"When planning group-building activities, always remember to start with low risk activities. Don't ask participants to share too much at once."
The idea is simple, but deeply meaningful. We must be careful to structure our group building so that students aren't asked to share too much before they are comfortable doing so.
Over the course of our two-day session, the presenter practiced what she preached. The very first grouping activity was based on something that we had for breakfast that morning, with prescribed choices offered. Pretty low risk, right? Revealing that I had eaten cereal for breakfast did not give away too much of myself in an awkward new group. It wasn't until the very last activity of the last day that we did an activity called "Rare Birds", in which we shared something about ourselves that made us stand out from the crowd.

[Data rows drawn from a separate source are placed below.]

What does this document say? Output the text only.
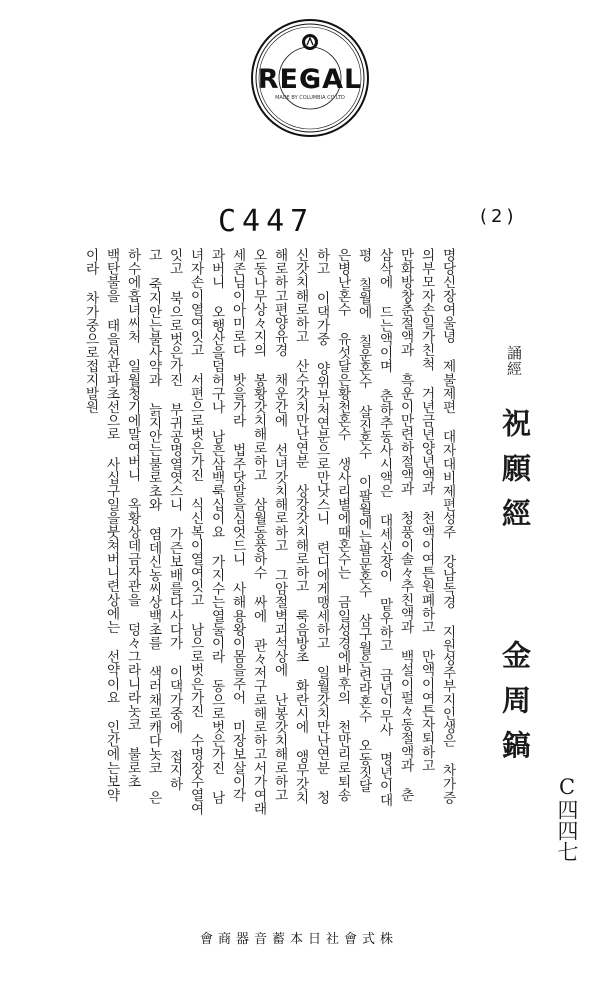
REGAL
MADE BY COLUMBIA CO.LTD
C447	(2)
誦經
祝願經
金周鎬
C四四七
명당신장여울녕 제불제편 대자대비제편성주 강남독경 지원성주부지인생은 차가증
의부모자손일가친척 거년금년양년액과 천액이여튼원폐하고 만액이여튼자퇴하고
만화방창춘절액과 흑운이만련하절액과 청풍이솔々추친액과 백설이펄々동절액과 춘
삼삭에 드는액이며 춘하추동사시액은 대세신장이 맡우하고 금년이무사 명년이대
평 칠월에 칠운혼수 살진혼수 이팔월에는팔문혼수 삼구월은련라혼수 오동짓달
은병난혼수 유섯달은황천혼수 생사리별에때혼수는 금일성경에바후의 천만리로퇴송
하고 이댁가중 양위부처연분으로만낫스니 련디에게맹세하고 일월갓치만난연분 청
신갓치해로하고 산수갓치만난연분 상강갓치해로하고 룩음방초 화란시에 앵무갓치
해로하고편양유경 채운간에 선녀갓치해로하고 그암절벽괴석상에 난봉갓치해로하고
오동나무상々지의 봉황갓치해로하고 삼월동풍하수 싸에 관々저구로해로하고서가여래
세존님이아미로다 밧을가라 법주닷말을심엇드니 사해용왕이몸을주어 미장보살이각
과버니 오행산을덤허구나 남흔삼백룩십이요 가지수는열둘이라 동으로벗은가진 남
녀자손이열여잇고 서편으로벗은가진 식신복이열여잇고 남으로벗은가진 수명장수열여
잇고 북으로벗은가진 부귀공명열엿스니 가즌보배를다사다가 이댁가중에 접지하
고 죽지안는불사약과 늙지안는불로초와 염데신농씨상백초를 색러채로캐다놋코 은
하수에흡녀씨처 일월청기에말여버니 옥황상데금자관을 덩々그라니라놋코 불로초
백탄불을 태을선관파초선으로 사십구일을붓쳐버니련상에는 선약이요 인간에는보약
이라 차가중으로접지발원
株式會社日本蓄音器商會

First day = low risk activitiesKeeping this principle in mind, I make sure that my first day activities are low risk. This is not the time for sharing important truths or deep ideas. While we are coming together as a class, I make sure that our first activities do not put students on the spot.
I am a pretty reserved and quiet person myself. In new groups, I much prefer to sit back and watch what's going on before I contribute. Many students feel the same way....and my first day activities need to reflect this.
There will be plenty of opportunities for students to get to know each other on a deeper level. Right now, I want to help everyone to feel comfortable. And this means not asking questions that will make students feel distressed. We keep our conversations rather light and superficial on the first morning of the first day.
- What is your favorite color?
- What books in the classroom look interesting to you?
- Which classroom plant is your favorite?
- What part of the classroom do you like to sit in?